Note the parties buying the expensive ads telling you to be afraid of all that will be lost in the ConCon. Those in power are always afraid of opening up the books to tough questions and having to abdicate to the will of the people.
In light of the state's budget situation, it's easy to dismiss something like this as an unnecessary expense that can be saved for better times. But a ConCon doesn't have to be deluxe accommodations, just an extravagance of ideas and a wealth of participation. Make it sandwich-and-juice sessions in the Farrington High School auditorium. Pay ConCon delegates an honorarium rather than a salary.
Will forces try to use the ConCon opportunity to break up the Department of Education into local school boards or take away Native Hawaiian entitlements? Probably. But those types of battles are already in play.
A ConCon offers opportunity for both sides to have their say, and our society is stronger for having the discussion. There are also opportunities for campaign finance reform, something the Legislature hasn't been able to bring itself to do to itself.
Bottom line, anything decided on by the convention delegates must be approved by voters.
The 1978 ConCon was empowering; a statewide barn-raising. It brought a kind of vitality and commitment to Hawai'i that is all but extinct these days.
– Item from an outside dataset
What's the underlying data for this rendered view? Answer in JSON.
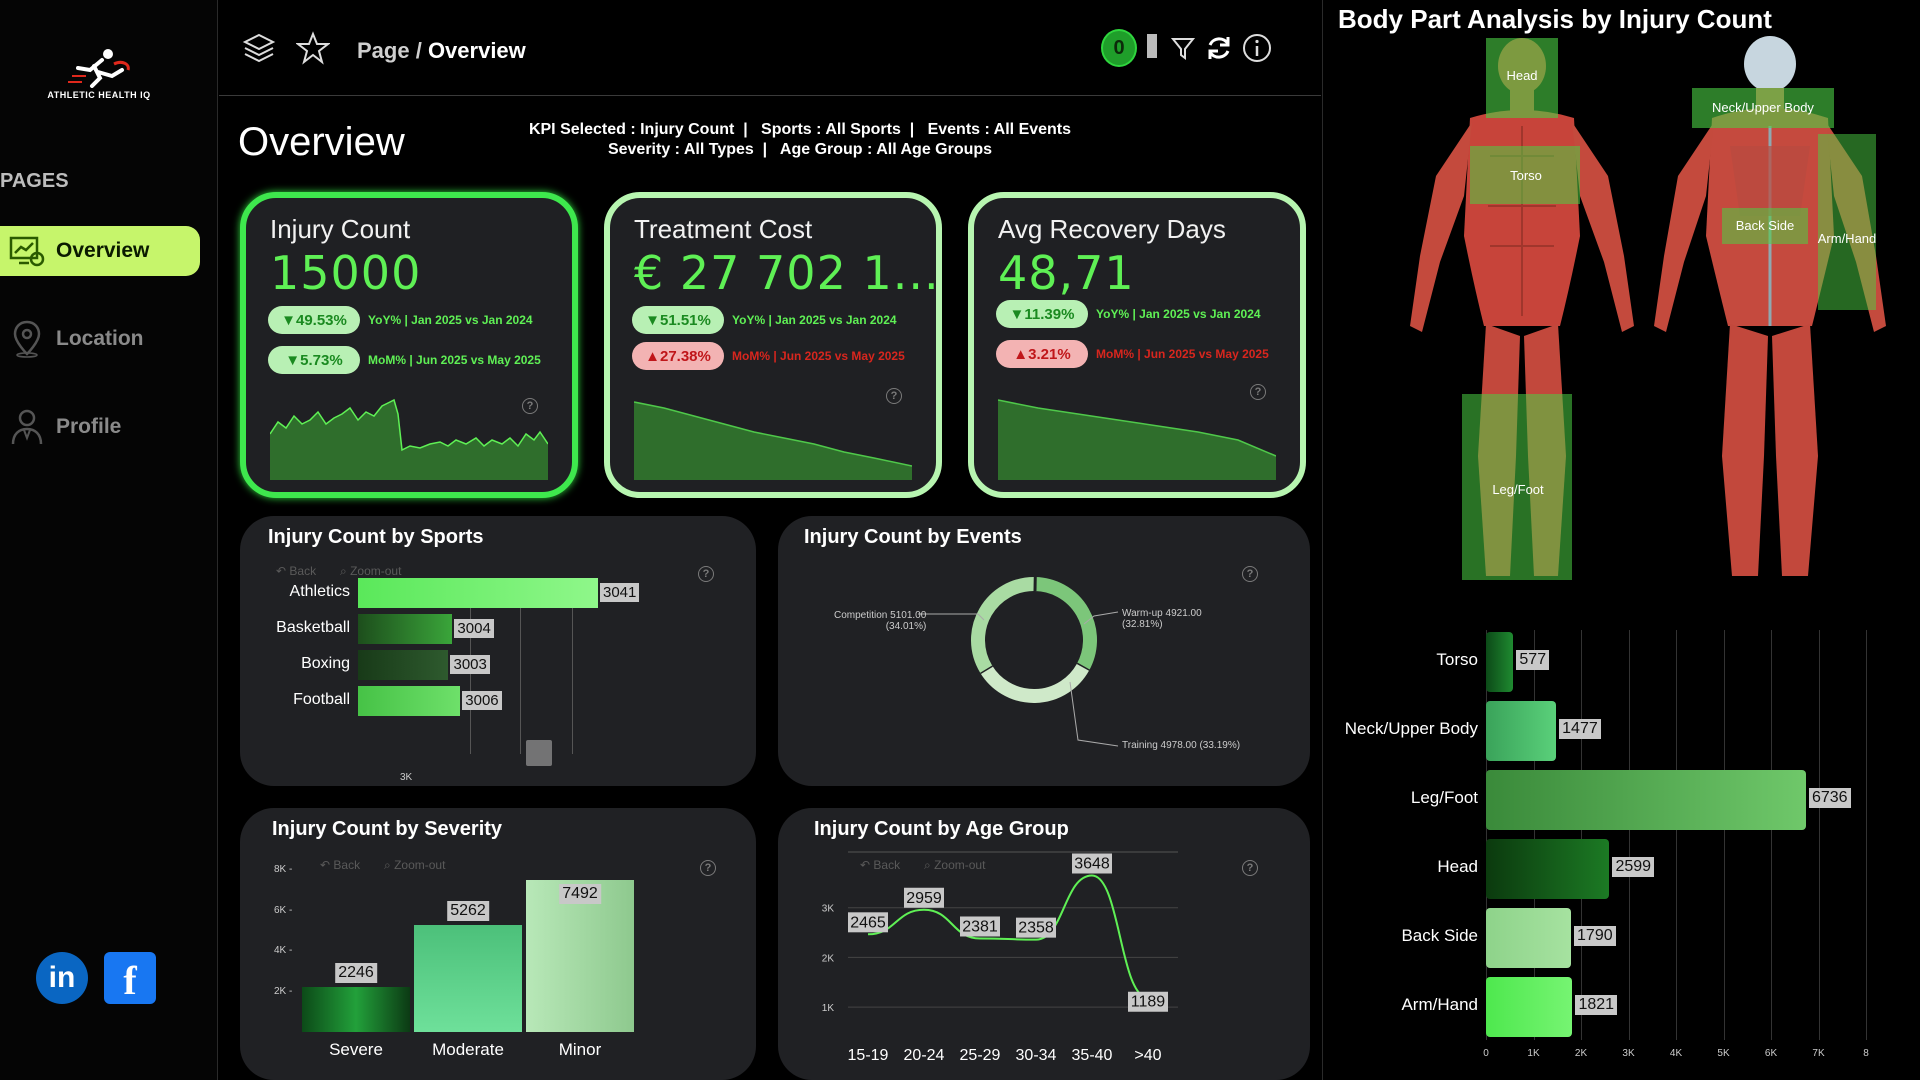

Hawai'i has so given up on local government that few could even muster the energy to roll down to the school cafeteria to vote in the primary.
The time to get the roof fixed is before the big rain storms sweep in. We all know the house is leaking right now. Thirty years is too long to go without an earnest examination of where we are and where we could be. At the Legislature, new ideas get run over like a toad on the highway.
We need to go there. We need to ask questions and entertain new ideas, and the people who are so comfortable and unwilling to change need the good exercise of defending their positions.